Dancing in the Rain is a stand alone novel that deals with some heavy issues.  Drew is dealing with not only the loss of his career but an identity crisis and borderline alcoholism as a coping mechanism.  Then comes a surprise daughter and a whole new identity crisis: is he father material?  Peyton may have a career that she loves but she hates her boss- who seems not to know the meaning of the word 'compassion'.  Her job is in New York City, her niece and sister are in Chicago.  She not only has to deal with the very personal fact that her sister is dying, she has to try to be strong for Chloe and figure out what's best for the family.
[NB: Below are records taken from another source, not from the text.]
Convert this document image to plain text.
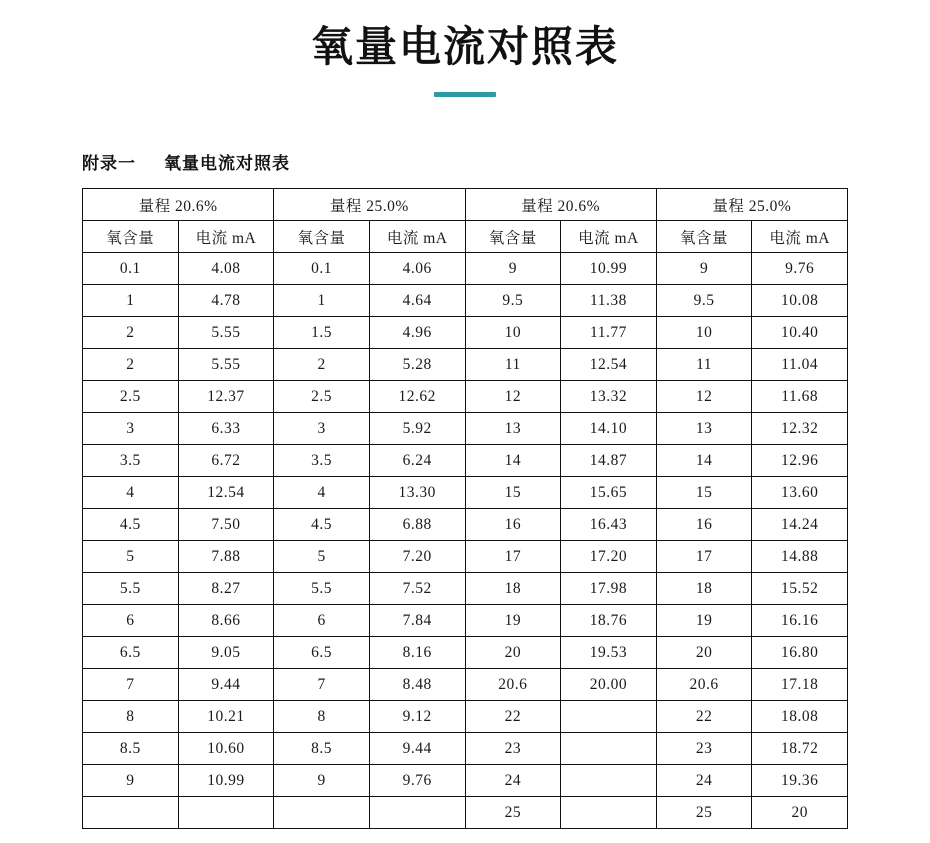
氧量电流对照表
附录一 氧量电流对照表
量程 20.6%		量程 25.0%		量程 20.6%		量程 25.0%	
氧含量	电流 mA	氧含量	电流 mA	氧含量	电流 mA	氧含量	电流 mA
0.1	4.08	0.1	4.06	9	10.99	9	9.76
1	4.78	1	4.64	9.5	11.38	9.5	10.08
2	5.55	1.5	4.96	10	11.77	10	10.40
2	5.55	2	5.28	11	12.54	11	11.04
2.5	12.37	2.5	12.62	12	13.32	12	11.68
3	6.33	3	5.92	13	14.10	13	12.32
3.5	6.72	3.5	6.24	14	14.87	14	12.96
4	12.54	4	13.30	15	15.65	15	13.60
4.5	7.50	4.5	6.88	16	16.43	16	14.24
5	7.88	5	7.20	17	17.20	17	14.88
5.5	8.27	5.5	7.52	18	17.98	18	15.52
6	8.66	6	7.84	19	18.76	19	16.16
6.5	9.05	6.5	8.16	20	19.53	20	16.80
7	9.44	7	8.48	20.6	20.00	20.6	17.18
8	10.21	8	9.12	22		22	18.08
8.5	10.60	8.5	9.44	23		23	18.72
9	10.99	9	9.76	24		24	19.36
				25		25	20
Jamieson does a wonderful job of making the family's situation real and relatable without allowing the story to get bogged down at any time.  She keeps things moving forward and for every step back Drew or Peyton take, they also figure out how to keep going forward.   The reflections both do on their lives and what they want to do with careers, as well as the difficulties they have in figuring out career-life balance, especially touched a chord for me.

Neither Drew nor Peyton are in a place where romance is a good idea and they are both sure that it's a really bad idea to get into a relationship with each other!  But the chemistry between them is undeniable.  I liked how, despite that initial attraction, there was plenty they didn't really like about each other at first.  Eventually the protective walls are lowered and they get to know each other, seeing the person behind the facade.  Peyton and Drew are a lot alike at the core: competitive, stubborn, and loyal.  But they approach those core values in opposite ways and without Chloe they might never have made themselves work out all the differences.

While both Drew and Peyton are great, the character who really stayed with me is Sara.  In the face of any number of obstacles she has pressed on, doing her best for both herself and Chloe.  She faced unexpected pregnancy in college and still not only finished college but got a law degree.  She was aware enough of herself and her priorities that she didn't stay in the corporate rat race but chose to work with a smaller law firm so she could have a better work-life balance with Chloe.  She fought her cancer every step of the way and when it became clear none of the treatments were going to work she set up everything Peyton and Chloe would need after she passed: guardianship, her will, even her funeral.  On meeting Drew, she genuinely understood if he didn't want to be a part of Chloe's life.  Despite all her own trials, she tried to make everything easier for everyone around her.  Sara is probably one of the most caring and unselfish characters I've ever read, and faced everything with strength, courage, dignity and grace that others in her position could only hope to match.  

I'm normally not a fan of books that make me cry, and there were several absolutely tear-jerking, heart-wrenching scenes in Dancing in the Rain.  However this was a book that I couldn't put down: full of truly three-dimensional, realistic characters; and the inspiring life lesson that challenges don't come when you are ready for them but that life is short, and sometimes the most precious moments come just by dancing in the rain.

A deep, wonderful, sad, uplifting, and romantic book, Dancing in the Rain will touch your heart and could change the way you look at life.  A must read!

I received an ARC of this book from NetGalley in exchange for an honest review.